La démarche d'évaluation, en premier lieu, peut être l'occasion pour les personnels des champs médico-social et éducatif de dire ce qu'ils font et comment ils le font, par quels processus ils sont passés pour acquérir les compétences nécessaires à une pratique s'exerçant dans des situations toujours mouvantes, incertaines, et de débattre de leur travail, des difficultés qu'ils rencontrent. Bref, c'est l'opportunité de dire la souffrance que ce travail engendre, car le destin de cette souffrance est étroitement lié à la possibilité que les travailleurs sociaux auront de faire entendre le point de vue qu'ils se sont forgé à partir de leur expérience professionnelle dans la prise en charge des « usagers » afin de rendre visible leur travail réel et de voir reconnue l'utilité sociale de leur travail.

Deuxième enjeu, c'est aussi pour eux l'occasion de réfléchir aux problèmes de méthode. En effet, incorporés, profondément enracinés dans la subjectivité, nourris par celle-ci, leurs savoirs ne peuvent s'appréhender avec les mêmes méthodes que les savoirs utilisés pour la production d'objets industriels et de marchandises. L'extraction de ces savoirs nécessite de passer par des outils qui permettent d'avoir accès à leur subjectivité à partir de méthodes compréhensives issues de la clinique du travail mises en œuvre par des analystes du travail spécialisés dans l'investigation du travail réel.

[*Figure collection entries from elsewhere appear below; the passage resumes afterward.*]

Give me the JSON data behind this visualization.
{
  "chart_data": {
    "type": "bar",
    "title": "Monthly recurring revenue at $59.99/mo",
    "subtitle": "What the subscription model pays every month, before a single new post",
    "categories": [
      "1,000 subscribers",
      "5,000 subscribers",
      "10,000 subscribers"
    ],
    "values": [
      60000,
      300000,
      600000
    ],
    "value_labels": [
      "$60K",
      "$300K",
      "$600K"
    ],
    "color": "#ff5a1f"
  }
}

Enfin, dans l'esprit de tout un chacun, l'évaluation renvoie à la mesure. Dans les champs médico-social et éducatif, comme dans d'autres champs, il ne s'agit pas de mesurer le travail mais de questionner le sens de l'action et de l'engagement de chacun, les concepts fondateurs, les finalités, bref, d'interroger la dimension éthique de la praxis afin que les personnels puissent faire savoir ce qu'ils font avec les sujets qu'on leur a donné pour mission d'accompagner. La démarche qualité ne peut en effet s'affranchir d'une réflexion sur les valeurs éthiques dans les métiers de l'humain et d'une interrogation sur les choix techniques et les normalisations pragmatiques. »

Marie-France Custos-Lucidi Travail et humanisme : 9, sentier des Roissis - 94430 Chennevières-sur-Marne - Tél.06 86 32 81 17 - E-mail :travail.humanisme@cegetel.net.

Notes

(1)  La société malade de la gestion - Vincent de Gaulejac - Ed. du Seuil, 2005.

(2)  Voir Christophe Dejours, « Comprendre le travail », Education permanente n° 116/1993-3 et L'évaluation du travail à l'épreuve du réel, conférence-débat organisée par le groupe Sciences en questions le 20 mars 2003 - Ed. INRA.

(3)  Le terme « sujet » (lieu où s'exprime la singularité de chacun) n'est jamais énoncé dans les différents textes législatifs qui encadrent le secteur social et médico-social. On lui préfère généralement les termes « usager » et/ou « personne » qui, bien entendu, ne recouvrent pas le même sens.